Donations will benefit the McKim Nights, based at the McKim Center on Orleans Street in Baltimore, and the Baltimore Centaurs, a relatively new team formed three years ago by onetime wrestlers at McKim.

The teams also welcome donated medical kits, with nose plugs and tape for wrapping, and money in the form of checks to help cover league fees, referee fees and traveling expenses.

McKim coach Keir Hicks said the equipment they have received so far was welcome.

“It has really helped out,” he said.

Fischer, a health technician at Stonegate Elementary School in Silver Spring, said she hopes the project will spread beyond Damascus.

“The kids in the suburbs, we have so much more,” said Fischer, who has lived in Damascus since her high school years.

As a young girl, she and her family had very little money.

“I do get it,” Fischer said. “I had nothing growing up. Everything was a hand-me-down or from a thrift store.”

“It just means something to me that kids have something newer that’s in good shape,” she said.

Fischer’s oldest son, Johnny, a sophomore at Damascus High School, was one of 16 wrestlers who made it to the state finals. Her younger son, Joey, is wrestling for the Damascus Cougars in the youth league.

At a recent match in the Damascus Volunteer Fire Department activities building, Fischer collected donated shoes and headgear. She gave it to the McKim Center, which has been running a youth wrestling program since 1953.

“I think anybody who looks beyond their own personal interests and thinks of the children is aces in my book,” McKim coach Ron Jackson said about Fischer’s efforts.

Darin Allen and his brother Caldwell Veale started the nonprofit Baltimore Centaurs three years ago for boys 5 to 14. David Hollingsworth also coaches the team.

“A lot of inner-city kids live at the poverty level and their parents can’t afford to participate,” said Allen, who lives in Baltimore and began wrestling at age 7 at McKim.

“It was to get me off the streets,” Allen said. He kept at it through high school and ended up winning a full scholarship to Morgan State University in the late 1980s.

Without wrestling, Allen said, he wouldn’t have made it to college.

“It teaches discipline, responsibility, mental toughness and conditioning,” he said.

Wrestling also means learning rules and regulations, which helped him go from being a poor student in school to a good one, Allen said.
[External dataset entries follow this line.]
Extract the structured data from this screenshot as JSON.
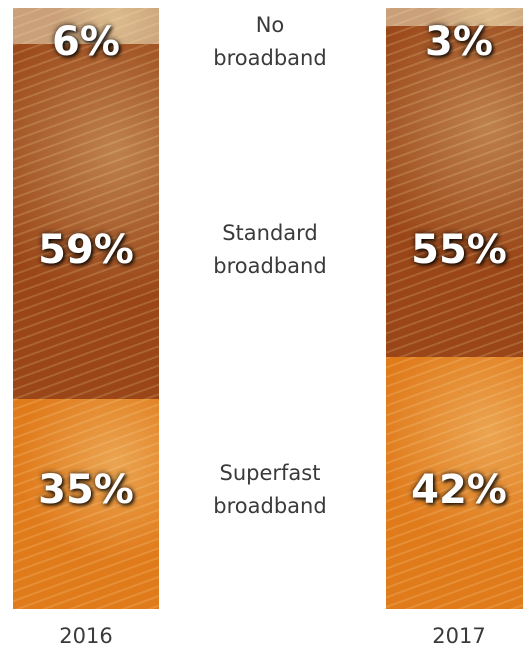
{
  "chart_data": {
    "type": "stacked-bar",
    "categories": [
      "2016",
      "2017"
    ],
    "series": [
      {
        "name": "No broadband",
        "color": "#c9a07a",
        "values": [
          6,
          3
        ],
        "value_labels": [
          "6%",
          "3%"
        ]
      },
      {
        "name": "Standard broadband",
        "color": "#9a4618",
        "values": [
          59,
          55
        ],
        "value_labels": [
          "59%",
          "55%"
        ]
      },
      {
        "name": "Superfast broadband",
        "color": "#e07b1c",
        "values": [
          35,
          42
        ],
        "value_labels": [
          "35%",
          "42%"
        ]
      }
    ],
    "ylim": [
      0,
      100
    ]
  }
}
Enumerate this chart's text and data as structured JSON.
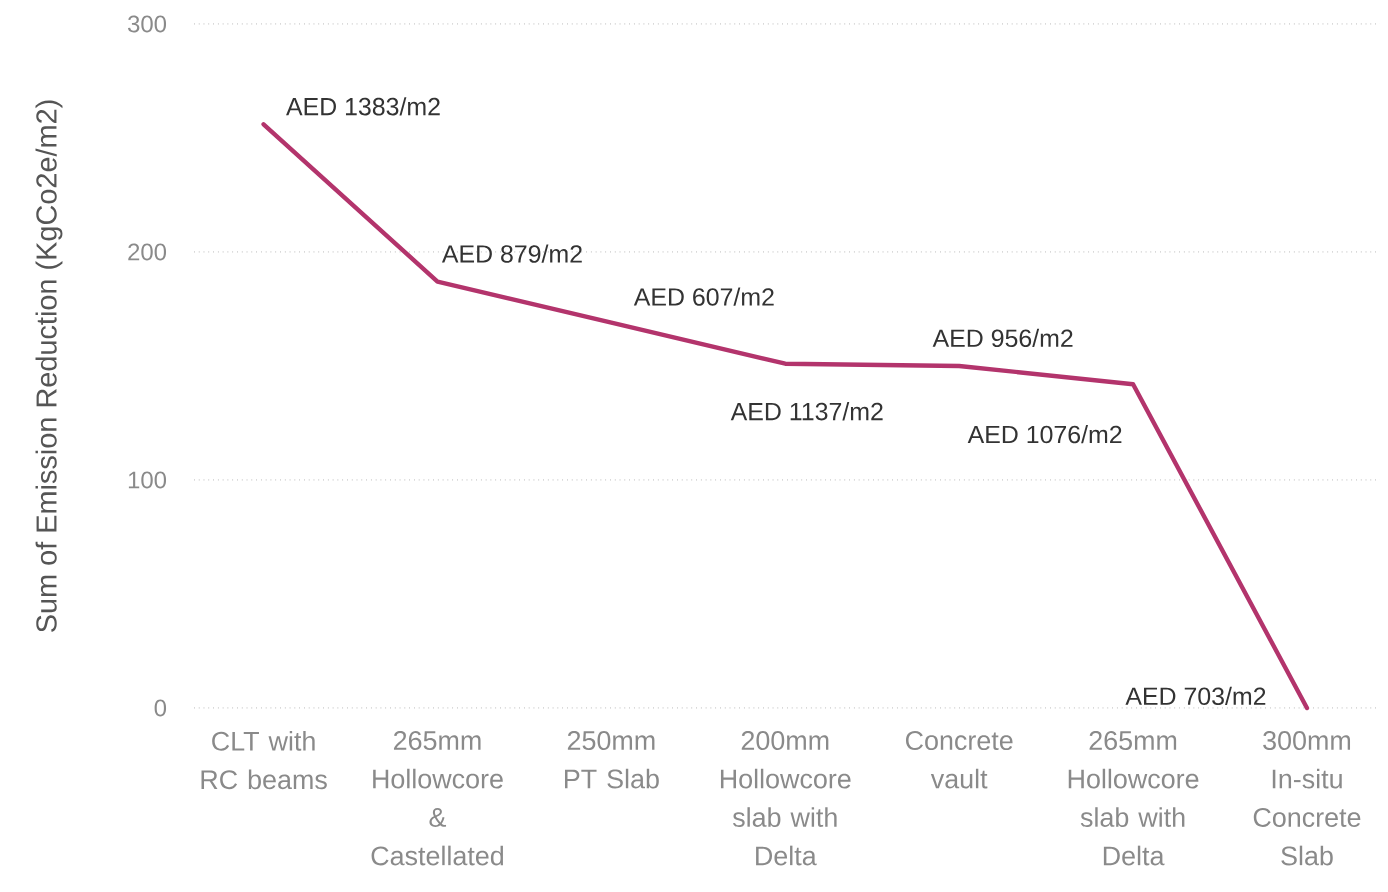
{
  "chart_data": {
    "type": "line",
    "ylabel": "Sum of Emission Reduction (KgCo2e/m2)",
    "categories": [
      "CLT with RC beams",
      "265mm Hollowcore & Castellated",
      "250mm PT Slab",
      "200mm Hollowcore slab with Delta",
      "Concrete vault",
      "265mm Hollowcore slab with Delta",
      "300mm In-situ Concrete Slab"
    ],
    "values": [
      256,
      187,
      169,
      151,
      150,
      142,
      0
    ],
    "color": "#b3346c",
    "ylim": [
      0,
      300
    ],
    "yticks": [
      0,
      100,
      200,
      300
    ],
    "grid": "y",
    "annotations": [
      {
        "text": "AED 1383/m2",
        "x": "CLT with RC beams",
        "y": 256
      },
      {
        "text": "AED 879/m2",
        "x": "265mm Hollowcore & Castellated",
        "y": 187
      },
      {
        "text": "AED 607/m2",
        "x": "250mm PT Slab",
        "y": 169
      },
      {
        "text": "AED 1137/m2",
        "x": "200mm Hollowcore slab with Delta",
        "y": 151
      },
      {
        "text": "AED 956/m2",
        "x": "Concrete vault",
        "y": 150
      },
      {
        "text": "AED 1076/m2",
        "x": "265mm Hollowcore slab with Delta",
        "y": 142
      },
      {
        "text": "AED 703/m2",
        "x": "300mm In-situ Concrete Slab",
        "y": 0
      }
    ]
  }
}
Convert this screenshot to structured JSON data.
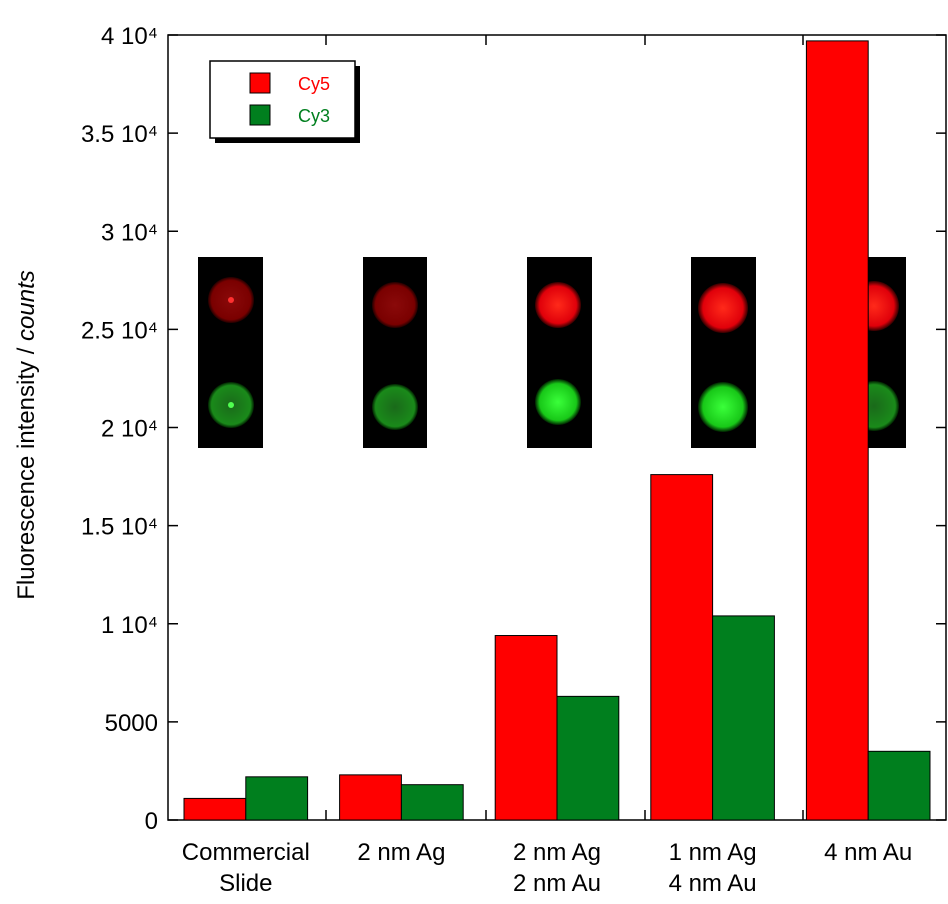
{
  "chart_data": {
    "type": "bar",
    "y_label": "Fluorescence intensity / ",
    "y_label_unit": "counts",
    "categories": [
      [
        "Commercial",
        "Slide"
      ],
      [
        "2 nm Ag"
      ],
      [
        "2 nm Ag",
        "2 nm Au"
      ],
      [
        "1 nm Ag",
        "4 nm Au"
      ],
      [
        "4 nm Au"
      ]
    ],
    "series": [
      {
        "name": "Cy5",
        "color": "#ff0000",
        "values": [
          1100,
          2300,
          9400,
          17600,
          39700
        ]
      },
      {
        "name": "Cy3",
        "color": "#007f1e",
        "values": [
          2200,
          1800,
          6300,
          10400,
          3500
        ]
      }
    ],
    "ylim": [
      0,
      40000
    ],
    "yticks": [
      0,
      5000,
      {
        "value": 10000,
        "label": "1 10⁴"
      },
      {
        "value": 15000,
        "label": "1.5 10⁴"
      },
      {
        "value": 20000,
        "label": "2 10⁴"
      },
      {
        "value": 25000,
        "label": "2.5 10⁴"
      },
      {
        "value": 30000,
        "label": "3 10⁴"
      },
      {
        "value": 35000,
        "label": "3.5 10⁴"
      },
      {
        "value": 40000,
        "label": "4 10⁴"
      }
    ],
    "legend": "top-left"
  }
}
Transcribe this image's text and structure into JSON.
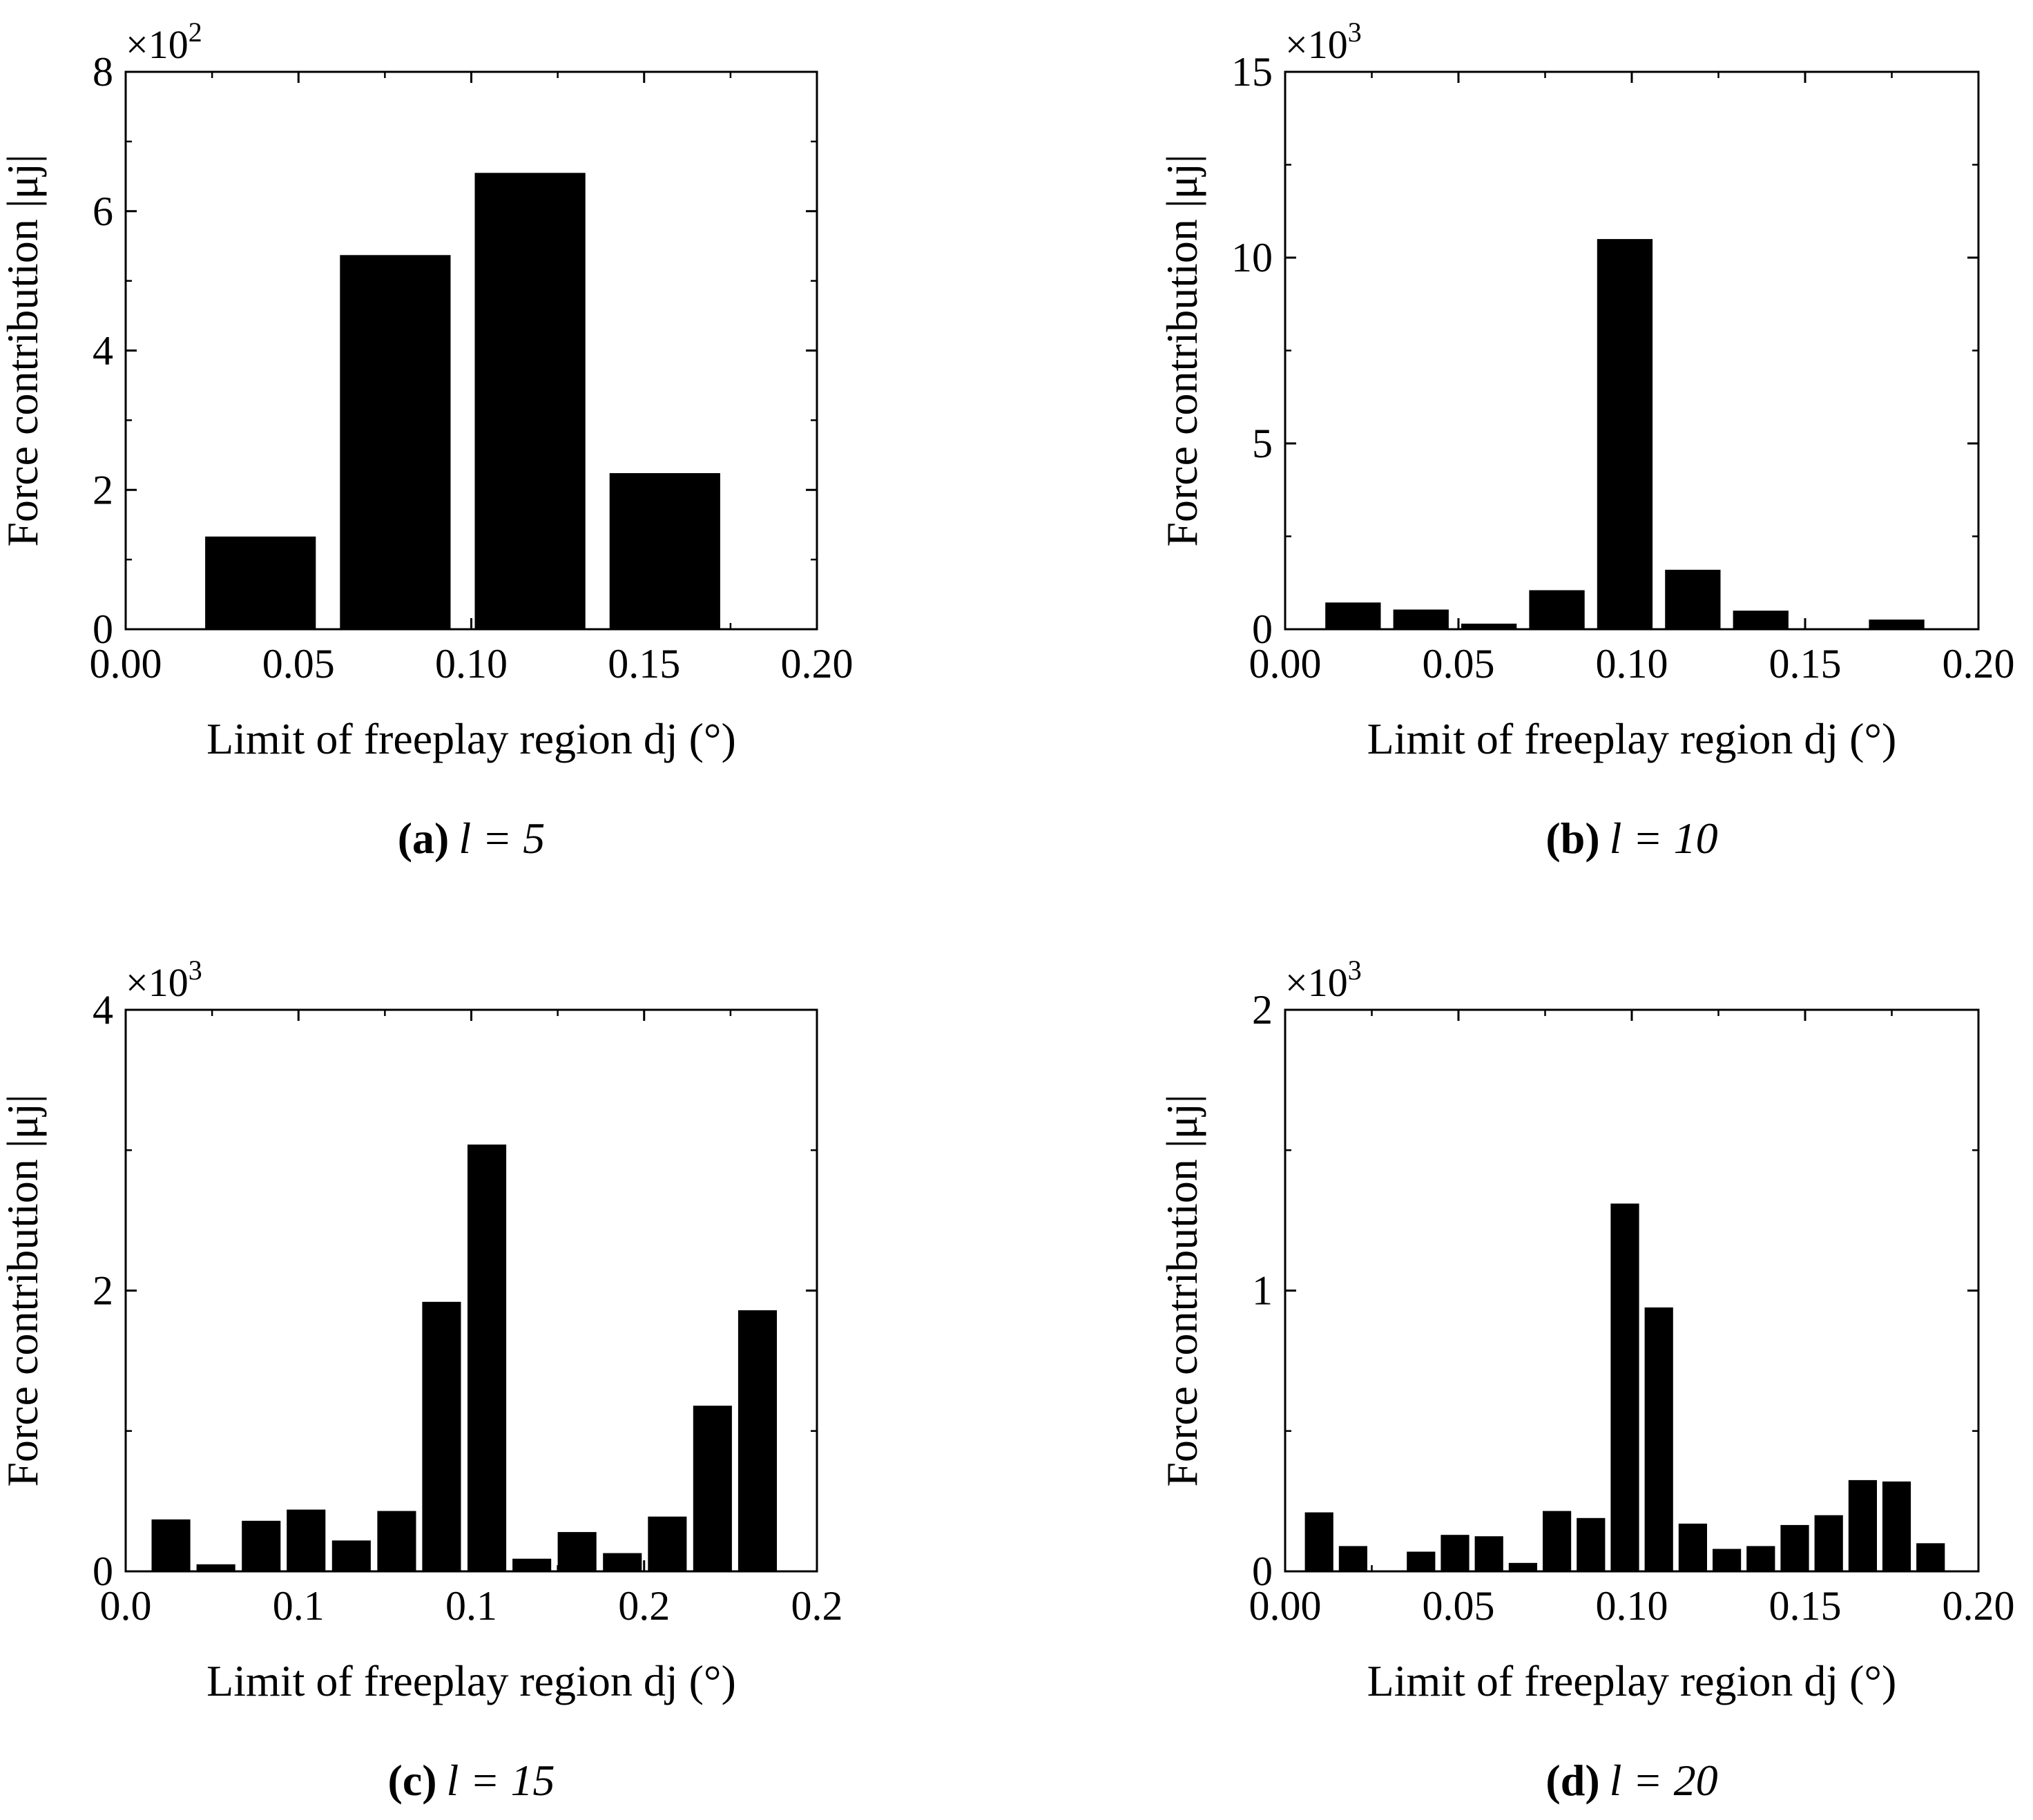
{
  "chart_data": [
    {
      "id": "a",
      "type": "bar",
      "caption_letter": "(a)",
      "caption_math": "l = 5",
      "ylabel": "Force contribution |μj|",
      "xlabel": "Limit of freeplay region dj (°)",
      "y_multiplier": "×10",
      "y_exponent": "2",
      "xlim": [
        0.0,
        0.2
      ],
      "ylim": [
        0,
        8
      ],
      "xticks": [
        0.0,
        0.05,
        0.1,
        0.15,
        0.2
      ],
      "xtick_labels": [
        "0.00",
        "0.05",
        "0.10",
        "0.15",
        "0.20"
      ],
      "yticks": [
        0,
        2,
        4,
        6,
        8
      ],
      "ytick_labels": [
        "0",
        "2",
        "4",
        "6",
        "8"
      ],
      "bar_width": 0.032,
      "x": [
        0.039,
        0.078,
        0.117,
        0.156
      ],
      "values": [
        1.33,
        5.37,
        6.55,
        2.24
      ]
    },
    {
      "id": "b",
      "type": "bar",
      "caption_letter": "(b)",
      "caption_math": "l = 10",
      "ylabel": "Force contribution |μj|",
      "xlabel": "Limit of freeplay region dj (°)",
      "y_multiplier": "×10",
      "y_exponent": "3",
      "xlim": [
        0.0,
        0.2
      ],
      "ylim": [
        0,
        15
      ],
      "xticks": [
        0.0,
        0.05,
        0.1,
        0.15,
        0.2
      ],
      "xtick_labels": [
        "0.00",
        "0.05",
        "0.10",
        "0.15",
        "0.20"
      ],
      "yticks": [
        0,
        5,
        10,
        15
      ],
      "ytick_labels": [
        "0",
        "5",
        "10",
        "15"
      ],
      "bar_width": 0.016,
      "x": [
        0.0196,
        0.0392,
        0.0588,
        0.0784,
        0.098,
        0.1176,
        0.1372,
        0.1568,
        0.1764
      ],
      "values": [
        0.72,
        0.53,
        0.15,
        1.05,
        10.5,
        1.6,
        0.5,
        0.0,
        0.26
      ]
    },
    {
      "id": "c",
      "type": "bar",
      "caption_letter": "(c)",
      "caption_math": "l = 15",
      "ylabel": "Force contribution |μj|",
      "xlabel": "Limit of freeplay region dj (°)",
      "y_multiplier": "×10",
      "y_exponent": "3",
      "xlim": [
        0.0,
        0.2
      ],
      "ylim": [
        0,
        4
      ],
      "xticks": [
        0.0,
        0.05,
        0.1,
        0.15,
        0.2
      ],
      "xtick_labels": [
        "0.0",
        "0.1",
        "0.1",
        "0.2",
        "0.2"
      ],
      "yticks": [
        0,
        2,
        4
      ],
      "ytick_labels": [
        "0",
        "2",
        "4"
      ],
      "bar_width": 0.0112,
      "x": [
        0.0131,
        0.0261,
        0.0392,
        0.0522,
        0.0653,
        0.0784,
        0.0914,
        0.1045,
        0.1175,
        0.1306,
        0.1437,
        0.1567,
        0.1698,
        0.1828,
        0.1959
      ],
      "values": [
        0.37,
        0.05,
        0.36,
        0.44,
        0.22,
        0.43,
        1.92,
        3.04,
        0.09,
        0.28,
        0.13,
        0.39,
        1.18,
        1.86,
        0.0
      ]
    },
    {
      "id": "d",
      "type": "bar",
      "caption_letter": "(d)",
      "caption_math": "l = 20",
      "ylabel": "Force contribution |μj|",
      "xlabel": "Limit of freeplay region dj (°)",
      "y_multiplier": "×10",
      "y_exponent": "3",
      "xlim": [
        0.0,
        0.2
      ],
      "ylim": [
        0,
        2
      ],
      "xticks": [
        0.0,
        0.05,
        0.1,
        0.15,
        0.2
      ],
      "xtick_labels": [
        "0.00",
        "0.05",
        "0.10",
        "0.15",
        "0.20"
      ],
      "yticks": [
        0,
        1,
        2
      ],
      "ytick_labels": [
        "0",
        "1",
        "2"
      ],
      "bar_width": 0.0082,
      "x": [
        0.0098,
        0.0196,
        0.0294,
        0.0392,
        0.049,
        0.0588,
        0.0686,
        0.0784,
        0.0882,
        0.098,
        0.1078,
        0.1176,
        0.1274,
        0.1372,
        0.147,
        0.1568,
        0.1666,
        0.1764,
        0.1862
      ],
      "values": [
        0.21,
        0.09,
        0.0,
        0.07,
        0.13,
        0.125,
        0.03,
        0.215,
        0.19,
        1.31,
        0.94,
        0.17,
        0.08,
        0.09,
        0.165,
        0.2,
        0.325,
        0.32,
        0.1
      ]
    }
  ]
}
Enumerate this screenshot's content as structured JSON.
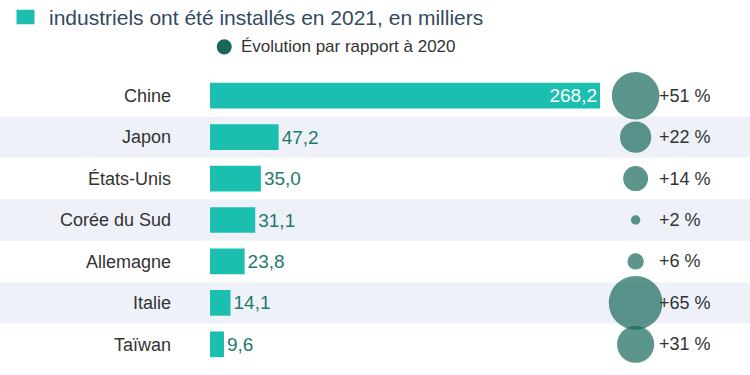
{
  "chart_data": {
    "type": "bar",
    "orientation": "horizontal",
    "title": "industriels ont été installés en 2021, en milliers",
    "categories": [
      "Chine",
      "Japon",
      "États-Unis",
      "Corée du Sud",
      "Allemagne",
      "Italie",
      "Taïwan"
    ],
    "values": [
      268.2,
      47.2,
      35.0,
      31.1,
      23.8,
      14.1,
      9.6
    ],
    "value_labels": [
      "268,2",
      "47,2",
      "35,0",
      "31,1",
      "23,8",
      "14,1",
      "9,6"
    ],
    "color": "#1bbfb0",
    "data_labels": true,
    "xlim": [
      0,
      268.2
    ],
    "tick_labels": "y",
    "grid": false,
    "changes": {
      "name": "Évolution par rapport à 2020",
      "color": "#17685a",
      "values": [
        51,
        22,
        14,
        2,
        6,
        65,
        31
      ],
      "value_labels": [
        "+51 %",
        "+22 %",
        "+14 %",
        "+2 %",
        "+6 %",
        "+65 %",
        "+31 %"
      ]
    }
  }
}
He is pursuing a master’s degree in school counseling at Bowie State University.

The sport’s future with the Olympics is uncertain. Last month, the International Olympic Committee decided to discontinue wrestling starting in 2020, but it could reverse the decision this spring.

Like Fischer, Allen said kids often go for more popular sports such as basketball and football. What they might not realize is that training for wrestling also is good for football.

“Ray Lewis wrestled in high school,” Allen said, referring to the retiring Baltimore Ravens star. “It gives you extra conditioning.”

But it also takes time to learn.

“It’s a tough sport, and you don’t find instant success,” he said. “You lose a lot at first, before you start winning, but your confidence builds up over time. You can see it.”

The two Baltimore groups also are working with a new nonprofit organization called Beat the Streets, which formed last year and is introducing wrestling to Baltimore middle schools.

“We’re trying to help these kids stay off the streets,” Hicks, the McKim coach, said. “We’re trying to turn these young boys into men. We’re trying to save these kids’ lives.”